Les spécialistes de la physique quantique me pardonneront ce raccourci un peu ‘Wiki’ qui ne fait justice ni à la physique quantique ni à ces illustres physiciens. C’est toutefois la meilleure explication sur l’état du pays, qui semble vivre ce paradoxe de Schrödinger – en mode Brexit, le pays est simultanément dans un état et son contraire :
= > les automobilistes font la queue aux stations-services qui se vident de carburant en quelques heures MAIS en même temps il n’y a pas de pénurie d’essence
= > le pays a quitté le Marché Unique, mettant fin à la libre circulation des personnes et a instauré un nouveau régime migratoire, MAIS en même temps cela n’a rien à voir avec le départ de nombreux ressortissants européens et la pénurie de main d’œuvre dans les secteurs de l’hospitalité, de l’agro-alimentaire et des transports routiers, qui provoque de fortes perturbations dans les chaines de distribution
= > le gouvernement de Boris Johnson a célébré son succès d’avoir négocié et signé l’Accord de Commerce et de Coopération avec l’EU le 24 décembre 2020 et le Protocol on Ireland/Northern Ireland (le Protocole, signé en parallèle de l’accord de retrait); c’était la réalisation de sa promesse d’un Brexit « oven-ready » pour reprendre le slogan de sa campagne électorale aux élections du 12 décembre 2019 qui lui ont donné la plus forte majorité conquise par les Conservateurs depuis 1987), MAIS en même temps le gouvernement dénonce cet accord qu’il a négocié et signé il y a moins d’un an comme mauvais pour l’Irlande du Nord et menace de déclencher l’Article 16 comme prélude à une renégociation du Protocole
= > la Ministre de l’Intérieur Priti Patel célèbre la fin de la libre circulation devant les fidèles du Parti Conservateur en extase, MAIS en même temps le gouvernement prévoit l’émission de 5 000 visas d’urgence aux chauffeurs routiers européens pour faire face à la grave pénurie de main d’œuvre dans ce secteur ; dans la même veine, le Ministre des Transports Grant Shapps autorise le ‘cabotage’ par les camionneurs européens au Royaume-Uni (capacité à opérer dans le marché domestique britannique), sans que les routiers britanniques n’aient le même accès au marchés européen; les réseaux sociaux ironisent sur la soi-disant reprise de contrôle des frontières qu’on croyait synonyme avec Brexit
= > les entreprises sont seules responsables de cette pénurie, tellement elles sont ‘dopées’ à la main d’œuvre bon-marché importée ; le gouvernement les enjoint de recruter localement et de payer décemment, MAIS en même temps les Conservateurs au pouvoir depuis plus d’une décennie se sont fait les chantres de la ‘flexibilité’ de la main d’œuvre et promu les contrats précaires (« zero-hour contracts »).
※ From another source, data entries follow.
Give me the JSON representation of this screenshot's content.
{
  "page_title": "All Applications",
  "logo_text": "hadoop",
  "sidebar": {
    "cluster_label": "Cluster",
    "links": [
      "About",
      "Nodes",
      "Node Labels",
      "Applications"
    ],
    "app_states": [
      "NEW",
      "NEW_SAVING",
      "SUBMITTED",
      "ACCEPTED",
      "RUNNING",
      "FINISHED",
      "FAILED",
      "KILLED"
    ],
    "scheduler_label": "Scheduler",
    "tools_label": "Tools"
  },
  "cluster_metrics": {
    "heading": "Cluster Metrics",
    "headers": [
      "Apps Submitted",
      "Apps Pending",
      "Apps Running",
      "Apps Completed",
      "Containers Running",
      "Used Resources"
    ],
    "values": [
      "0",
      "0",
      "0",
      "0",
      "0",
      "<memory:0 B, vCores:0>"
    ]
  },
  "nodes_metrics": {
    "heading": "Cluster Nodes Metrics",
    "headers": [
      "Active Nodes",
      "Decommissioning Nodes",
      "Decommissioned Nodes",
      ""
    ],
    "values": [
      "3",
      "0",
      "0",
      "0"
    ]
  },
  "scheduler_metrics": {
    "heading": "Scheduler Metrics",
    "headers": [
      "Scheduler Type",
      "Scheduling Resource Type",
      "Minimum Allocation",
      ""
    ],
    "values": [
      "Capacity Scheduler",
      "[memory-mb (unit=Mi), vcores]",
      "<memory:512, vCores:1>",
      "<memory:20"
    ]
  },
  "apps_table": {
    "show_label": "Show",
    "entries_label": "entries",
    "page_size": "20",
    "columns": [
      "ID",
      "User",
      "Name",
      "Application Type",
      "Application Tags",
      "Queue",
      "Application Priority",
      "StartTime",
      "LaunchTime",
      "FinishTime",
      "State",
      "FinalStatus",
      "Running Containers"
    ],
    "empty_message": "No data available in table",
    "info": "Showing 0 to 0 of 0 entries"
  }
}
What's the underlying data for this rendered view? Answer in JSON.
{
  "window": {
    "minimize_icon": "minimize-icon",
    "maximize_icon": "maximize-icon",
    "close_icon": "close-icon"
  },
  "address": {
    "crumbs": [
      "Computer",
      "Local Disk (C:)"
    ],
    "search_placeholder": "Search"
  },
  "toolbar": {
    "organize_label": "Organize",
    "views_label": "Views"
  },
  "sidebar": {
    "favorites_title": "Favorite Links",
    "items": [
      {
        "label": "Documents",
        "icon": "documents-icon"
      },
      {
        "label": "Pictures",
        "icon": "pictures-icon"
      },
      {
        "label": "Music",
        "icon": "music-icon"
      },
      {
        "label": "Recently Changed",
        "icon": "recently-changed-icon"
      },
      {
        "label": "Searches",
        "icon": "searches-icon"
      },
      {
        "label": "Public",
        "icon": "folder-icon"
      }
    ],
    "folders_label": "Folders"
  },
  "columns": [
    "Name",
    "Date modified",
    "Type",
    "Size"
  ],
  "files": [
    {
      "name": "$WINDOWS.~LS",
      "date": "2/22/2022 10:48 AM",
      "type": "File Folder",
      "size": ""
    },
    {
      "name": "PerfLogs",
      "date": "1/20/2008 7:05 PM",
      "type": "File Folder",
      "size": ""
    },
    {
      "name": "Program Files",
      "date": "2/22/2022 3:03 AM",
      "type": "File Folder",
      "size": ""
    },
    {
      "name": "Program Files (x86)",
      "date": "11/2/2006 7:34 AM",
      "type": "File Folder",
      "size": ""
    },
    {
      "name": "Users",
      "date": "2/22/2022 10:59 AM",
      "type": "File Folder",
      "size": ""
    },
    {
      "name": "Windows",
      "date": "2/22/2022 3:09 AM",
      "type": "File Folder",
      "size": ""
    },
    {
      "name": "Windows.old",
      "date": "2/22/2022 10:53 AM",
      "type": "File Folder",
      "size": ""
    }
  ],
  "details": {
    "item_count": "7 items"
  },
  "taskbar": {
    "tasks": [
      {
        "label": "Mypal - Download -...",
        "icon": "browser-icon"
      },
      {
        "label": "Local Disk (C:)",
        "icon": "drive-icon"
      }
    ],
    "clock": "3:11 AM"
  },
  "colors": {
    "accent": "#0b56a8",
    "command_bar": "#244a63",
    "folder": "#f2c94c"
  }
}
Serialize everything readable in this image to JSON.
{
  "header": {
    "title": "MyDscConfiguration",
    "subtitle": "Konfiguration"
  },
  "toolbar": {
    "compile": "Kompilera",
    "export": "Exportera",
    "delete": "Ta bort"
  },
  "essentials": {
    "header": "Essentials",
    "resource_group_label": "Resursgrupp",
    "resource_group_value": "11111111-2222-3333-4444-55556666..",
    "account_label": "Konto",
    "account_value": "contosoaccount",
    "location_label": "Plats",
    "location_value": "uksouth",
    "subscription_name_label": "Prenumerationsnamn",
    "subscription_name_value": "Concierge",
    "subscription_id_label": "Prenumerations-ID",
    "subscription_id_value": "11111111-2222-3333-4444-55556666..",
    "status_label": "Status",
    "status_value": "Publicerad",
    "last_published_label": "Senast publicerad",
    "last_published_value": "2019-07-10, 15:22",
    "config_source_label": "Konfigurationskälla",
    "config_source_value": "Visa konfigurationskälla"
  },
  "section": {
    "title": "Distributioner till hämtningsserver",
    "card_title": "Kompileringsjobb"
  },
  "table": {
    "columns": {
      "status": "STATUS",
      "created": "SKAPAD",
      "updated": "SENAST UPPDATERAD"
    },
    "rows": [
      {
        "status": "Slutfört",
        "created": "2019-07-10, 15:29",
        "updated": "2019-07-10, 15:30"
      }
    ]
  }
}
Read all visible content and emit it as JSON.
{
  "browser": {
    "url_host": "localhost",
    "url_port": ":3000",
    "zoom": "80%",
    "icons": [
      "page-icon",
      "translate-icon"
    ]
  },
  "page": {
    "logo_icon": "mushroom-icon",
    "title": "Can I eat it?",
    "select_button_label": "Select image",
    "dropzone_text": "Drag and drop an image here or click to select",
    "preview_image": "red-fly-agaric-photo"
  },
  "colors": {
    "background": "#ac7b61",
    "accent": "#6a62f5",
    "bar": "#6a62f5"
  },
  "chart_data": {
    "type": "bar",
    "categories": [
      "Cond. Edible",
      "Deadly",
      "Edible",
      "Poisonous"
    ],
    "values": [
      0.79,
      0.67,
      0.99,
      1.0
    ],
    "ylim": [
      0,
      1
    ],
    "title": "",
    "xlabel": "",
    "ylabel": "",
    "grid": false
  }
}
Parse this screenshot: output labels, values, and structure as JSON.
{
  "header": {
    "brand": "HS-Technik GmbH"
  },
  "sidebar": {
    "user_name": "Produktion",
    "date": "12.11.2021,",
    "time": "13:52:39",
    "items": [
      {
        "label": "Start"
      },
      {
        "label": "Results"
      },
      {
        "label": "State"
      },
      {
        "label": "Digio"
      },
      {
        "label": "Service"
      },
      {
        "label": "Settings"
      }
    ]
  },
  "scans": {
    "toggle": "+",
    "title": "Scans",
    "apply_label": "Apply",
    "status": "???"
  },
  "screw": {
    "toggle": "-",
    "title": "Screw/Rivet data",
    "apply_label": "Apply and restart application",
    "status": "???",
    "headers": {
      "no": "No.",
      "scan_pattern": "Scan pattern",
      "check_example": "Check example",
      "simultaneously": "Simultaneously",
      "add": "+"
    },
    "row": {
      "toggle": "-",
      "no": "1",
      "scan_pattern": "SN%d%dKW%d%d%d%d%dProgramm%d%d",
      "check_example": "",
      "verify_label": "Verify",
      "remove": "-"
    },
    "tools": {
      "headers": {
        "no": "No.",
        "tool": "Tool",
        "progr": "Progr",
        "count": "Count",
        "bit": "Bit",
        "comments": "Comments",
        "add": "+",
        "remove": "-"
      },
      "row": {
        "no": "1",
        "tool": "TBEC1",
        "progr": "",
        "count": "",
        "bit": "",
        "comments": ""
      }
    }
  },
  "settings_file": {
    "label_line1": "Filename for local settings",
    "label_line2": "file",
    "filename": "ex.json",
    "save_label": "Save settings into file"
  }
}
La liste est longue de ces paradoxes qui démontrent – le fallait-il ? – que Brexit n’est pas ancré dans la réalité mais la poursuite avec un zèle quasi-religieux et contre toute logique d’un futur idyllique qui n’existe évidemment pas. Tout n’est pas ‘la faute à Brexit‘ évidemment, mais la capacité des zélote du Brexit à dire tout et son contraire , avec un aplomb sans parallèle, continue à générer une sorte d’horrible fascination.
Un dernier paradoxe est que malgré ce climat politique délétère, le chômage est au plus bas, l’économie se redresse et l’activité de fusions & acquisitions (baromètre comme un autre) est florissante.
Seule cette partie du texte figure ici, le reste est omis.